As it happened, I did buy a couple of titles as Christmas presents, books I had never seen anywhere before. I only stopped myself from buying more because my small carry-on bag was full. But even if I had found nothing, it still would have been a blissful way to spend an hour. A couple of years ago, my bibliophile daughter Nora, standing at the railing looking out over the first floor of our local Barnes & Noble, said, “Dad, it feels so comfortable here, around all these books.” Yes, it does. It always does.
This morning’s diversion reminded me to post this lovely NYT piece in which the paper asks seven writers around the world to say a few words about their favorite bookstore. Here’s the entry from Pamela Paul, who edits the Times book review:
Just walking into Hatchards, London’s oldest bookseller and “by appointment royal booksellers to Her Majesty the Queen,” feels like a privilege. Situated off Piccadilly Circus, Hatchards offers a refuge from the hubbub of commercial London, even though it’s now owned by the megachain Waterstones.
Though the store has been remodeled several times, it retains an Old World feel and a determinedly British cast, with wooden banistered staircases and a carpet bearing the design of a book spine published by Hatchards in the Victorian era. Walls display quotes such as this one, from Kingsley Amis: “If you can’t annoy somebody with what you write, I think there’s little point in writing.” Not surprisingly, writers adore Hatchards, with John le Carré, Ruth Rendell and Antonia Fraser among its loyal fans.
Yes, Hatchards has an unabashedly clubby feel, but it’s one that recognizes all readers as members. Everyone here is a book person, from the cashiers to the floor managers, and the displays feel especially welcoming to bookish types. Themed tables are labeled by quotes rather than categories. A table on contemporary politics, for example, bears a quote from Lord Acton: “History is not a burden on the memory, but an illumination of the soul.”
The stock is at once comprehensive and well curated. Primacy of place goes to books by and about lords and dames of English letters such as Winston Churchill, George Orwell and Muriel Spark. One table offers books purely on birding. In Britain, publishers are more widely recognized for their taste and style, and Hatchards allows this to shine through with tables displaying an entire season from the tiny Pushkin Press, “Frightfully Fabulous Fabers” and the full Penguin Books Great Ideas series.
This may make the atmosphere sound snooty; it’s not.
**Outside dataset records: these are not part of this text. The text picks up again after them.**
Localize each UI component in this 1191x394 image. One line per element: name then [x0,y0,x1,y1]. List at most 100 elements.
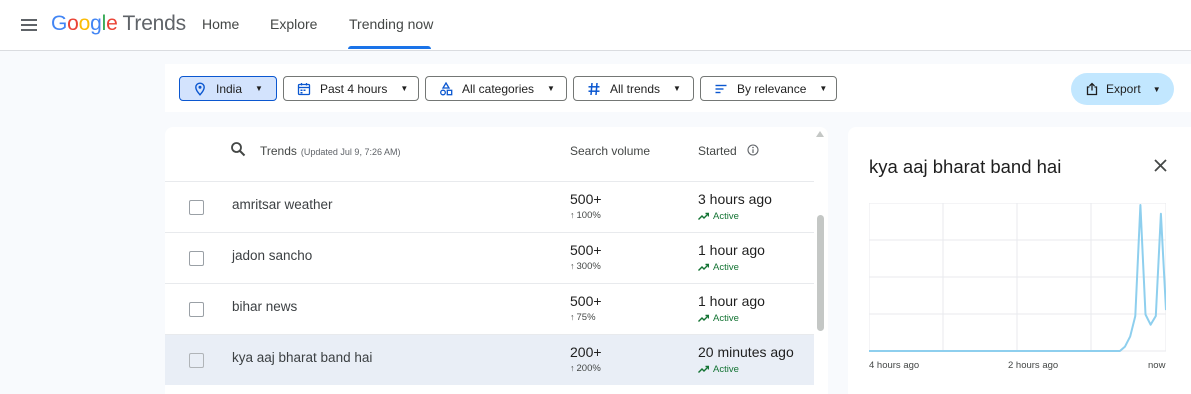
nav-tab-explore[interactable]: Explore [270,16,317,32]
nav-tab-home[interactable]: Home [202,16,239,32]
arrow-up-icon: ↑ [570,363,575,373]
trend-type-filter-chip[interactable]: All trends ▼ [573,76,694,101]
nav-tab-trending-now[interactable]: Trending now [349,16,433,32]
category-filter-chip[interactable]: All categories ▼ [425,76,567,101]
trend-term: amritsar weather [232,197,333,212]
row-checkbox[interactable] [189,251,204,266]
trend-detail-panel: kya aaj bharat band hai 4 hours ago 2 ho… [848,127,1191,394]
trend-term: bihar news [232,299,298,314]
filter-bar: India ▼ Past 4 hours ▼ All categories ▼ … [165,64,1191,112]
time-filter-label: Past 4 hours [320,81,388,96]
sort-filter-label: By relevance [737,81,807,96]
arrow-up-icon: ↑ [570,261,575,271]
share-icon [1086,82,1098,96]
logo-letter: e [106,12,118,35]
started-time: 1 hour ago [698,293,765,309]
logo-letter: G [51,12,68,35]
logo-letter: g [90,12,102,35]
x-axis-tick-label: 2 hours ago [1008,360,1059,371]
dropdown-arrow-icon: ▼ [255,84,263,93]
volume-change: ↑ 100% [570,210,601,221]
dropdown-arrow-icon: ▼ [1152,84,1161,94]
arrow-up-icon: ↑ [570,312,575,322]
export-button-label: Export [1106,82,1141,96]
arrow-up-icon: ↑ [570,210,575,220]
logo-letter: o [78,12,91,35]
scroll-up-arrow-icon[interactable] [816,131,824,137]
logo-trends-text: Trends [122,12,187,35]
updated-timestamp: (Updated Jul 9, 7:26 AM) [300,147,401,157]
table-row-selected[interactable]: kya aaj bharat band hai 200+ ↑ 200% 20 mi… [165,334,814,385]
top-app-bar: Google Trends Home Explore Trending now [0,0,1191,51]
trends-header-label: Trends [260,144,297,158]
trending-up-icon [698,212,709,220]
x-axis-tick-label: 4 hours ago [869,360,920,371]
volume-change-value: 300% [576,261,601,272]
volume-change: ↑ 75% [570,312,596,323]
trend-line-chart [869,203,1166,352]
row-checkbox[interactable] [189,200,204,215]
row-checkbox[interactable] [189,353,204,368]
sort-filter-chip[interactable]: By relevance ▼ [700,76,837,101]
scrollbar-thumb[interactable] [817,215,824,331]
category-filter-label: All categories [462,81,535,96]
table-header: Trends (Updated Jul 9, 7:26 AM) Search vo… [165,127,814,171]
status-badge: Active [698,313,739,324]
trending-up-icon [698,314,709,322]
volume-change: ↑ 200% [570,363,601,374]
search-volume: 500+ [570,191,602,207]
started-time: 20 minutes ago [698,344,794,360]
started-time: 3 hours ago [698,191,772,207]
status-badge: Active [698,211,739,222]
hashtag-icon [588,82,600,95]
geo-filter-chip[interactable]: India ▼ [179,76,277,101]
started-column-header[interactable]: Started [698,144,737,158]
detail-title: kya aaj bharat band hai [869,156,1062,177]
search-volume: 500+ [570,293,602,309]
trending-up-icon [698,263,709,271]
info-icon[interactable] [747,144,759,156]
search-volume: 500+ [570,242,602,258]
trend-type-filter-label: All trends [610,81,661,96]
trends-table: Trends (Updated Jul 9, 7:26 AM) Search vo… [165,127,828,394]
trending-up-icon [698,365,709,373]
started-time: 1 hour ago [698,242,765,258]
table-row[interactable]: bihar news 500+ ↑ 75% 1 hour ago Active [165,283,814,334]
dropdown-arrow-icon: ▼ [819,84,828,93]
dropdown-arrow-icon: ▼ [400,84,409,93]
status-badge: Active [698,364,739,375]
google-trends-logo[interactable]: Google Trends [51,12,186,36]
calendar-icon [297,82,311,95]
volume-change-value: 200% [576,363,601,374]
table-row[interactable]: jadon sancho 500+ ↑ 300% 1 hour ago Activ… [165,232,814,283]
status-label: Active [713,262,739,273]
close-icon[interactable] [1153,158,1168,173]
status-label: Active [713,364,739,375]
location-pin-icon [195,81,205,96]
status-label: Active [713,211,739,222]
volume-change: ↑ 300% [570,261,601,272]
geo-filter-label: India [216,81,243,96]
volume-change-value: 75% [576,312,596,323]
volume-change-value: 100% [576,210,601,221]
trend-term: jadon sancho [232,248,313,263]
active-tab-indicator [348,46,431,49]
logo-letter: o [67,12,79,35]
sort-icon [715,84,727,93]
export-button[interactable]: Export ▼ [1071,73,1174,105]
status-label: Active [713,313,739,324]
dropdown-arrow-icon: ▼ [673,84,681,93]
search-icon[interactable] [230,141,246,157]
trend-term: kya aaj bharat band hai [232,350,373,365]
status-badge: Active [698,262,739,273]
search-volume: 200+ [570,344,602,360]
table-row[interactable]: amritsar weather 500+ ↑ 100% 3 hours ago … [165,181,814,232]
x-axis-tick-label: now [1148,360,1166,371]
trends-column-header: Trends (Updated Jul 9, 7:26 AM) [260,144,400,158]
hamburger-menu-icon[interactable] [18,14,40,36]
dropdown-arrow-icon: ▼ [547,84,555,93]
categories-icon [440,81,453,95]
time-filter-chip[interactable]: Past 4 hours ▼ [283,76,419,101]
search-volume-column-header[interactable]: Search volume [570,144,650,158]
row-checkbox[interactable] [189,302,204,317]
A lively table is dedicated to drinking, and the crime selection is vast; one display label reads “In the library, with the revolver.” P.G. Wodehouse gets his own shelf, as does Roald Dahl. The children’s section is a happy place complete with stuffed Gruffalos and pages from The Daily Prophet. One is grateful to be let in and to feel at home.
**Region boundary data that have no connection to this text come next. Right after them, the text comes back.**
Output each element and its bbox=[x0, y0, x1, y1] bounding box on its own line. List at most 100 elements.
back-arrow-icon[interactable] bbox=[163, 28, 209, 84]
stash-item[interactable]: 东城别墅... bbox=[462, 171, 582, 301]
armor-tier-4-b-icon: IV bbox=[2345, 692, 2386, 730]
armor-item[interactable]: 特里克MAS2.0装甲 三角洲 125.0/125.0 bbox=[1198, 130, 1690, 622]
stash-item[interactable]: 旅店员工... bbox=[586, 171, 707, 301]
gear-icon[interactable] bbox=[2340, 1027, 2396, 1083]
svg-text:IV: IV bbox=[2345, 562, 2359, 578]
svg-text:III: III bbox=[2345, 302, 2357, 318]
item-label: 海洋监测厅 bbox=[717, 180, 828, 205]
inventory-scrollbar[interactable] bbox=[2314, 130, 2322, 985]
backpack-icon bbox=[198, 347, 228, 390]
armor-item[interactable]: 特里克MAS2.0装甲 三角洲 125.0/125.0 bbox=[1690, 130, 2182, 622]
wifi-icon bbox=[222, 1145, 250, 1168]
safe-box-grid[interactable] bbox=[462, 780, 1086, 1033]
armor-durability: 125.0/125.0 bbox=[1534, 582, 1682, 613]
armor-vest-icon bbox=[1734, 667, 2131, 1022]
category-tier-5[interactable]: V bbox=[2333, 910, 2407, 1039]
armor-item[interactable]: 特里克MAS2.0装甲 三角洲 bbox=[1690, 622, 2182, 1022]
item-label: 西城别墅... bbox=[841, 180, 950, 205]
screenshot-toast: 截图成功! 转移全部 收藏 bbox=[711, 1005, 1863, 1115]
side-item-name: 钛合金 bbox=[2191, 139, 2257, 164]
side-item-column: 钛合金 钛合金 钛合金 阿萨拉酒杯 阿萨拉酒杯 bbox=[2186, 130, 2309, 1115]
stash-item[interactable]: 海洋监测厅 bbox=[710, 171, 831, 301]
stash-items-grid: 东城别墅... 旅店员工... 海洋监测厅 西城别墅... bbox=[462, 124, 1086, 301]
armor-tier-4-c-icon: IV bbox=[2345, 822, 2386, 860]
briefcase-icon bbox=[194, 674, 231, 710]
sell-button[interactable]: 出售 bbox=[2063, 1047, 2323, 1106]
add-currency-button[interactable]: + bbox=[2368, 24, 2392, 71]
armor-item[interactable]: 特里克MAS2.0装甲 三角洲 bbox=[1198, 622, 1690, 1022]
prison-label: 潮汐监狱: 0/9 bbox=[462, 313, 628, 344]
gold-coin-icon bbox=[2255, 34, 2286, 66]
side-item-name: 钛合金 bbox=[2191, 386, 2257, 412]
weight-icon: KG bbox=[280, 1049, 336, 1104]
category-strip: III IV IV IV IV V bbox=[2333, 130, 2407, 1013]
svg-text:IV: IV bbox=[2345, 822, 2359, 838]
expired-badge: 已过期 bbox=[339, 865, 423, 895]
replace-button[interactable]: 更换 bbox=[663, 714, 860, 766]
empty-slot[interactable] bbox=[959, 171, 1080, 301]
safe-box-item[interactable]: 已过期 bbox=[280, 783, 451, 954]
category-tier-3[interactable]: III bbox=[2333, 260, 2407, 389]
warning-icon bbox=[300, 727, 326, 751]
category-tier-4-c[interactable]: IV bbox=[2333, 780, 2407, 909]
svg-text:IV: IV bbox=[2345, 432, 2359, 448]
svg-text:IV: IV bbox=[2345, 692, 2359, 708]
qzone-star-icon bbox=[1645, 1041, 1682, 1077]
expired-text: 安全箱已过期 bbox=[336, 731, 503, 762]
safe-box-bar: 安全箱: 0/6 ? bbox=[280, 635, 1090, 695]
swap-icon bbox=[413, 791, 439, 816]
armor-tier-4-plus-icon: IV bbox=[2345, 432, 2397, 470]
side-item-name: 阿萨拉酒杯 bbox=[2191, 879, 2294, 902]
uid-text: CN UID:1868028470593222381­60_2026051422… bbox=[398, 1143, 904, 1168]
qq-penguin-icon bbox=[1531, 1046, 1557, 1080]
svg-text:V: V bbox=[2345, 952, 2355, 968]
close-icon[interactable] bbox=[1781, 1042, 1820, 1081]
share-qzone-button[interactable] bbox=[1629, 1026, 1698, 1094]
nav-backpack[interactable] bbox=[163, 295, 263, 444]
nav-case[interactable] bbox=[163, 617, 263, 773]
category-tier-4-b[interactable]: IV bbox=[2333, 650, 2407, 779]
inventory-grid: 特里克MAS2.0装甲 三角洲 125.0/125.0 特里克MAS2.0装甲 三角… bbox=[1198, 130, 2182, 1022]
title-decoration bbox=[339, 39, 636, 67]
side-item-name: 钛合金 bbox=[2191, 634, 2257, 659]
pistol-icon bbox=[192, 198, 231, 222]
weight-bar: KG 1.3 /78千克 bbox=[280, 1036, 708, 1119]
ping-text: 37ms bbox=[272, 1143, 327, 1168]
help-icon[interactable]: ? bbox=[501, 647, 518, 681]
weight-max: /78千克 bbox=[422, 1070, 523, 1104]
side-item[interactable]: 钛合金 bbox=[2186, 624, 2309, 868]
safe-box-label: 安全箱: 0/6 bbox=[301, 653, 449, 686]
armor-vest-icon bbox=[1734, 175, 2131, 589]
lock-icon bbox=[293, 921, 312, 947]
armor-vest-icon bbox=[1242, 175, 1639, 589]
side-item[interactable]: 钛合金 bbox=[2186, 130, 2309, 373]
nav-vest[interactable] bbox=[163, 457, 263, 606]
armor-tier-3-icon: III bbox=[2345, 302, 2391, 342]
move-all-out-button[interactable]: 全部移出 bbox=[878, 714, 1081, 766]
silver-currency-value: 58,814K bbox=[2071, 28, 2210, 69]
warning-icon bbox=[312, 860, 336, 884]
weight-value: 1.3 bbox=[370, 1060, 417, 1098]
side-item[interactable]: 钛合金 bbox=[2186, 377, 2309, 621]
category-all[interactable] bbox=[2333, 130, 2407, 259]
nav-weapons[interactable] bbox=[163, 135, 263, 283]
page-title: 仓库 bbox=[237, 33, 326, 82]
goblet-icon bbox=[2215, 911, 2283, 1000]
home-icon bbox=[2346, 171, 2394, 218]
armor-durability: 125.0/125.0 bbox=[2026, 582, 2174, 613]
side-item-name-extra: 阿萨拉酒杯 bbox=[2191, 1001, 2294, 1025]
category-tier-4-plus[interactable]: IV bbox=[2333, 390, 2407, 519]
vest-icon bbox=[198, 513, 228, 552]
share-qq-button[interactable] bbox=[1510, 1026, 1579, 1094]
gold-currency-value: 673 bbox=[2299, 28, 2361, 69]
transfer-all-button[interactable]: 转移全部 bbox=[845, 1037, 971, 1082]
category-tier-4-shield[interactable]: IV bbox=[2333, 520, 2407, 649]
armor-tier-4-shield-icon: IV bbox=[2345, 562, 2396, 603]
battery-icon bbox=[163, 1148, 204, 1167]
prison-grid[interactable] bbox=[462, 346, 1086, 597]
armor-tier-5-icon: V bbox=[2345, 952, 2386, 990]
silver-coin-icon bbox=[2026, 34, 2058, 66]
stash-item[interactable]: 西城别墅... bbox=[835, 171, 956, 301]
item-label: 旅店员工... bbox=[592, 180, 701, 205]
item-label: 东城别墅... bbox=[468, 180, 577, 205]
Next time I’m in London, I know where I’m headed. Read the entire piece.
Longtime readers know that my favorite bookstore in all the world is Eighth Day Books in Wichita, Kansas. Here’s an excerpt of what I wrote about it last year:
It’s hard to convey what an amazing bookstore this is. Imagine that Tolkien and Lewis were curating the place, with the Orthodox Philip Sherrard twisting their arms — hard. James K.A. Smith and I stood next to each other by a shelf tonight just marveling that such a place even exists in this fallen world. This whole underground Christian scene in Wichita, composed of alt-Orthodox, Catholics, and Evangelicals, seems to be centered around this bookstore and The Ladder next door. And I was thinking man, what I wouldn’t give for a place like this where I live. I’m seriously thinking about roadtripping to Wichita with the family this summer just to hang with these great people and be in the orbit of Eighth Day Books.
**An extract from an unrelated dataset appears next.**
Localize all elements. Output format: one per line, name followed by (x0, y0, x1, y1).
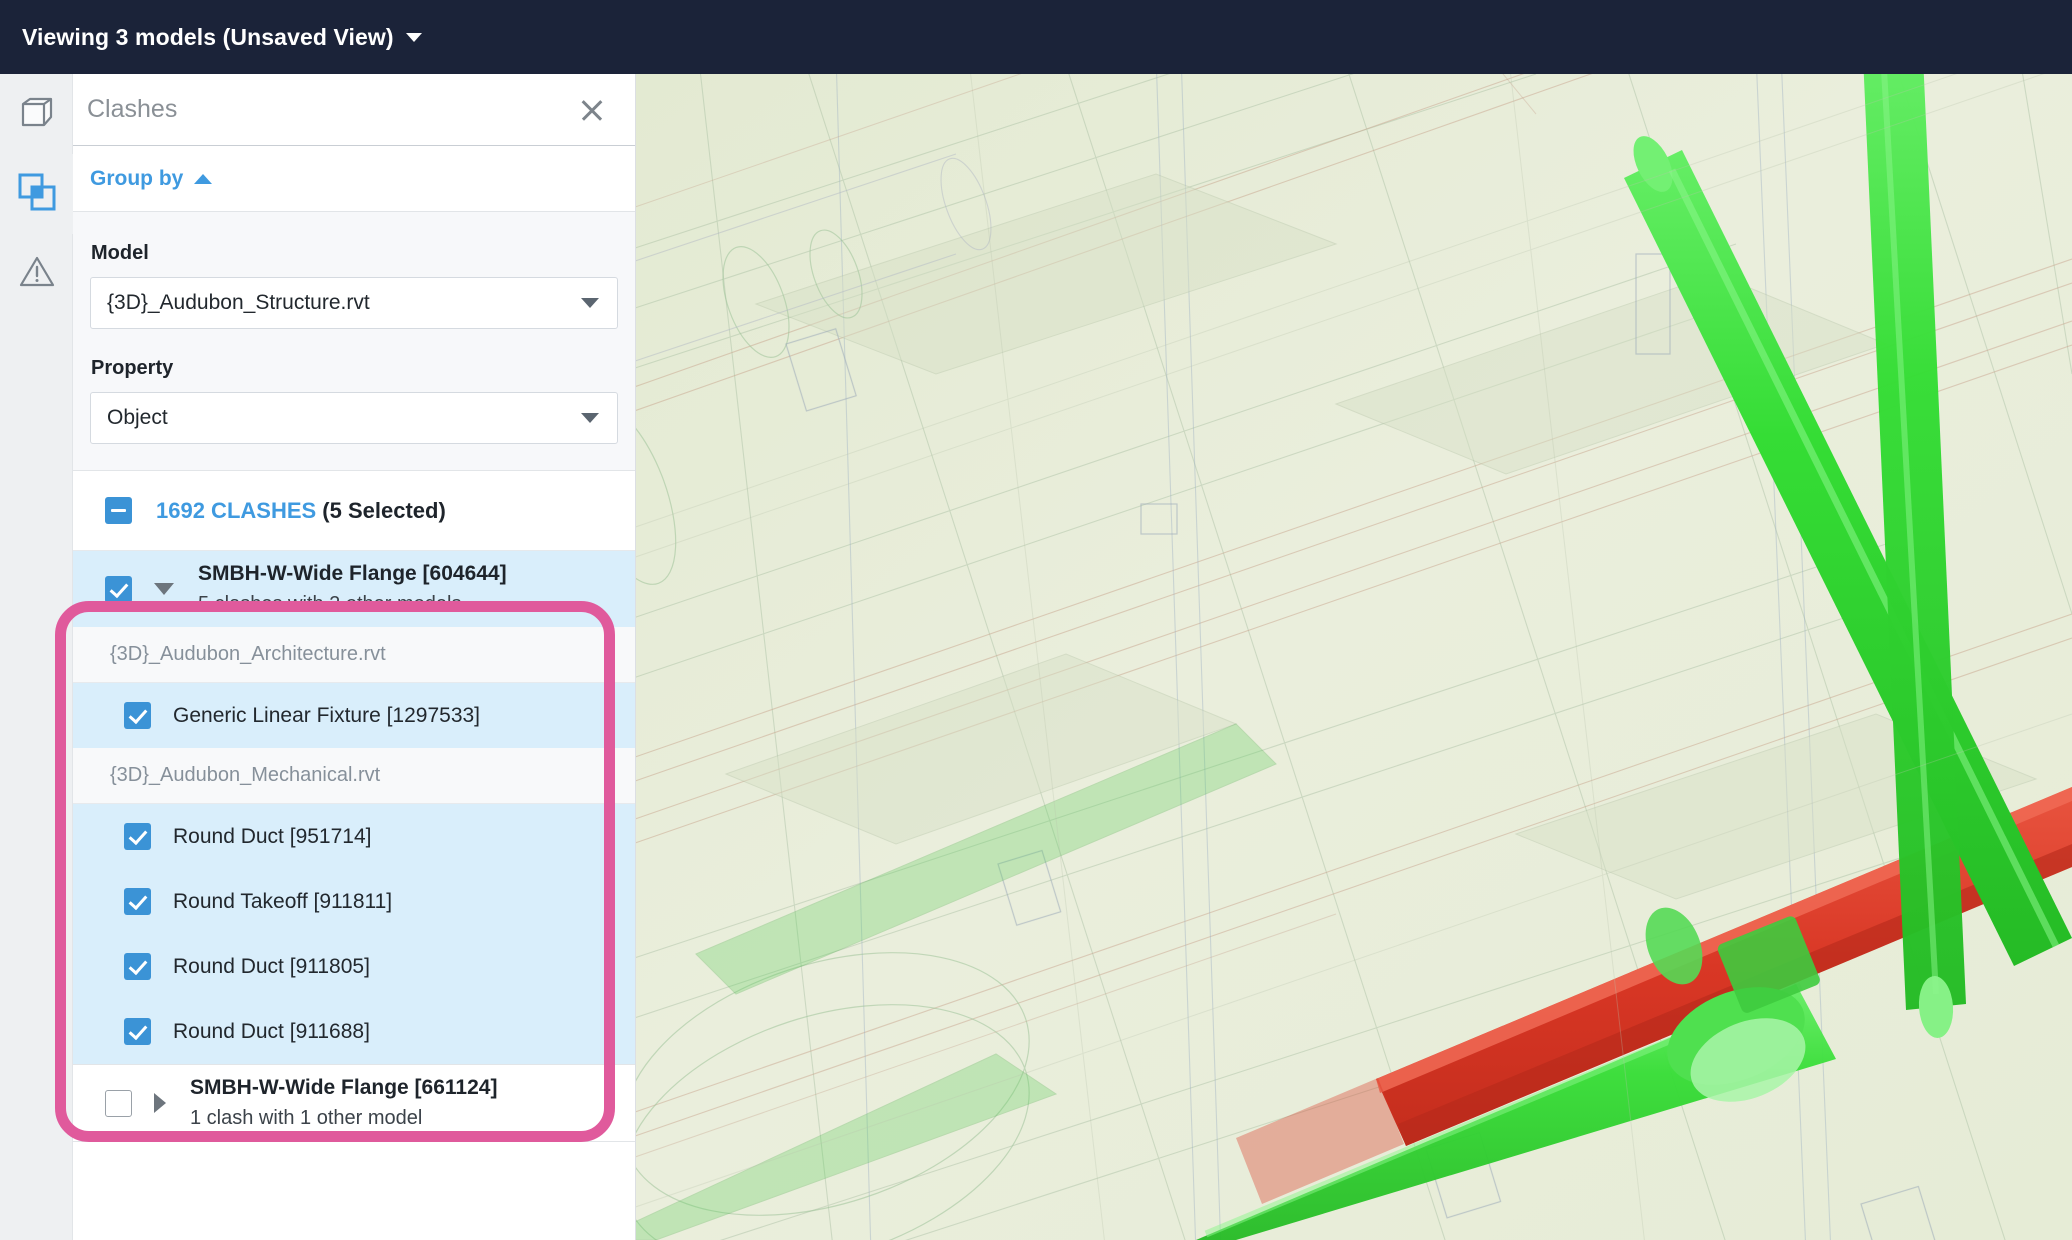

I’m just the kind of person who gets that excited about a bookstore, is all. But damn, what Warren Farha has created here is a great American institution. I’m serious about that. This is what book lovers hope that all bookstores will be like: eclectic, idiosyncratic, and radiant with the conviction that the people who own this thing have a vision that was not decided by algorithms from corporate headquarters.
I hope you’re planning to go to the Eighth Day Institute symposium from January 12-14, 2017, in Wichita. If you’re not yet decided, let me sweeten the pot by telling you that Eighth Day Books is a destination not to be missed. Bring an extra bag for all the books you’ll be bringing home. I’m serious.
Readers, I invite you to share your thoughts about your favorite bookstore.